StudiVZ wird immer noch fast ausschließlich von Studenten genutzt, die immer noch nicht zu den Topverdienern Deutschlands gehören. Bleibt also immer noch nur Werbung, da das Wikipedia-Modell scharfsinnig verworfen wurde, wer spendet schließlich einem Medienkonzern Geld? StudiVZ will aber mehr Geld verdienen. Also mehr Werbung, oder mehr Geld pro Anzeige. Das gibt’s aber nur, wenn man dem Werbenden auch mehr bieten kann pro Anzeige. Und nun fegte ein echtes Gewitter an Geistesblitzen los:

Noch mehr Werbung auf der Seite ist hässlich, weshalb man schnell auf andere Werbekanäle verfiel, über die man die Nutzer mit Kundeninformationen beglücken konnte: SMS, ICQ, AIM, Skype und die gute alte E-Mail. Die entsprechenden Kontaktdaten der meisten Studenten hatte man ja schon, weil die das in ihre Profile geschrieben hatten. Bessere Werbung, nichts leichter als das, die Studenten schreiben ja selbst den ganzen Tag in ihre Profile, welche Musik, welche Filme etc. sie bevorzugen. Also immer nur schnell das Profil scannen und jeder bekommt die Werbung, die zu ihm passt, und das besser als die meisten Hosen bei H&M. Und wenn jemand selber bei den Studenten für sich werben will, dann verkauft man ihm halt die Profildaten. Außerdem wäre es natürlich Verschwendung, Profildaten von Nutzern, die ihren Account löschen, einfach zu vernichten, die werden erstmal noch eine Weile gespeichert. Oder verbrennen Sie etwa Grundstücksurkunden im Kamin? Der Gesetzgeber bekam auch ein kleines Gimmick: Wenn er lieb fragte, durfte er auch mal einen Blick in die Datenbank werfen.
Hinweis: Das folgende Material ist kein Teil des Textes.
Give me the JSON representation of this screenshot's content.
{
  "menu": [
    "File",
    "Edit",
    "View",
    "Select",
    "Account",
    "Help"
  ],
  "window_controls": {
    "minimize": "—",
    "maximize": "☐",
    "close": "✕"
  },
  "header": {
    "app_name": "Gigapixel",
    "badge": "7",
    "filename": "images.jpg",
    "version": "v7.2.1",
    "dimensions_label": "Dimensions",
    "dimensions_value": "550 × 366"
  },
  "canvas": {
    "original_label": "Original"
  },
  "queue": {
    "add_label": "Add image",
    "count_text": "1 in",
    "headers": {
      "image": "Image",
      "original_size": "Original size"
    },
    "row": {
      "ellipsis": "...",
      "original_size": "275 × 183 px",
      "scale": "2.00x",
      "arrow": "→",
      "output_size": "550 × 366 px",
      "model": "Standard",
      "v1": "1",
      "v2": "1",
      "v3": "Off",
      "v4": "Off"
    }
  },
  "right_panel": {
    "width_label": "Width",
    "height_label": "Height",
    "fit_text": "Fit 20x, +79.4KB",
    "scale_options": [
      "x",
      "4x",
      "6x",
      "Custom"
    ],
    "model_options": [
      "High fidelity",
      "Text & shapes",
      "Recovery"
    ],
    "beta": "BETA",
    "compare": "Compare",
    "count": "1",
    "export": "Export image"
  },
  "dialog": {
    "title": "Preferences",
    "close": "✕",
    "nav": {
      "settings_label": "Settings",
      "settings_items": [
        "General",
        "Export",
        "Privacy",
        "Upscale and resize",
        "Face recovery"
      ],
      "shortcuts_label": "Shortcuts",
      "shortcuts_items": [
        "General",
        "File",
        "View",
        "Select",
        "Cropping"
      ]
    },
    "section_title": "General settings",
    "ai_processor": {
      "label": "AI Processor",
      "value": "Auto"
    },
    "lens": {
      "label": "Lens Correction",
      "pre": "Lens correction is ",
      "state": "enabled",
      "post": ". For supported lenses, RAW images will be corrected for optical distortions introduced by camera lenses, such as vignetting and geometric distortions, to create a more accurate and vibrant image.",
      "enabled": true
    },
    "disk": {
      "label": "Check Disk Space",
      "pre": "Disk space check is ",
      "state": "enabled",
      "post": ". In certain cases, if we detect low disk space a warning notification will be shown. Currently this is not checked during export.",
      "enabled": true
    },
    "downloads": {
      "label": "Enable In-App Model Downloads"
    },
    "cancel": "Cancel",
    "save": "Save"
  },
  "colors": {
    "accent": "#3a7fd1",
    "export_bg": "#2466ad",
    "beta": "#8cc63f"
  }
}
Stolz präsentierte man diese Ergebnisse der nach Neuerungen lechzenden Studentengemeinde im Dezember in Form geänderter AGBs und Datenschutzbestimmungen mit dem Hinweis auf zwingende Zustimmung bis spätestens 09.01.08, wenn man weiter dabeibleiben möchte. Die Reaktion war auf allen Ebenen überwältigend. Allen voran Deutschlands größtes Nachrichtenmagazin feierte die Änderungen als datenschützerische Schweinerei, natürlich mit etwas vornehmerer Wortwahl. Und auch die Studenten dankten es den Gründern mit der Androhung massenhafter Austritte, der Löschung aller relevanten Daten oder der Erstellung von falschen Profilen. So hatte man sich das vielleicht nicht hundertprozentig vorgestellt. Mist aber auch. Linkes Heulsusenpack, diese Studenten, wieso wandern die nicht gleich alle in irgendeine Hippiekommune auf Jamaika aus? Das konnte man ihnen natürlich nicht sagen, für jeden von denen hatte Mama Holtzbrinck schließlich um die dreißig Euro bezahlt, die ja irgendwie wieder reinkommen mussten. Also Siegerlächeln aufgesetzt und Änderungen ändern. Manche Geschichten verdienen halt kein Happy-End. Übrig vom großen Triumphbau in ein neues Multimillionen-Zeitalter blieben so im Wesentlichen nur die Nutzerdatenscannung zur Schaltung personalisierter Werbung auf der Seite und die Datenweitergabe auf Anfrage an Behörden.

Das Ende ist doof? Keine Angst, man wird es wieder versuchen.

Das Ende ist nicht doof, weil ja nun alles gar nicht so schlimm ist? Vorsicht, man wird es wieder versuchen. Ganz Verwegene können sich sogar fragen, ob ein Unternehmen, das o.g. Geschäftsgebaren überhaupt versucht, das Vertrauen des denkenden Studenten wirklich verdient. Alternativen gibt es: www.kaioo.com, eine Social-Community-Seite, auf der Werbeeinnahmen zu 100% gemeinnützigen Zwecken, über die die Nutzer abstimmen, gespendet werden, sie befindet sich noch in der Beta-Phase, als gebt ihr eine Chance, wenn noch nicht alles bis ins Kleinste klappt (ich bin schon zufrieden). Gegründet wurde diese als gemeinnützig anerkannte Gesellschaft übrigens vom Ex-Bertelsmannmitarbeiter Thomas Kreye und finanziert aus dem Privatvermögen des Sony-BMG-Chefs Rolf Schmidt-Holtz. Vielleicht sollte man sich als Nachwuchsmanager seine Vorbilder einfach besser aussuchen.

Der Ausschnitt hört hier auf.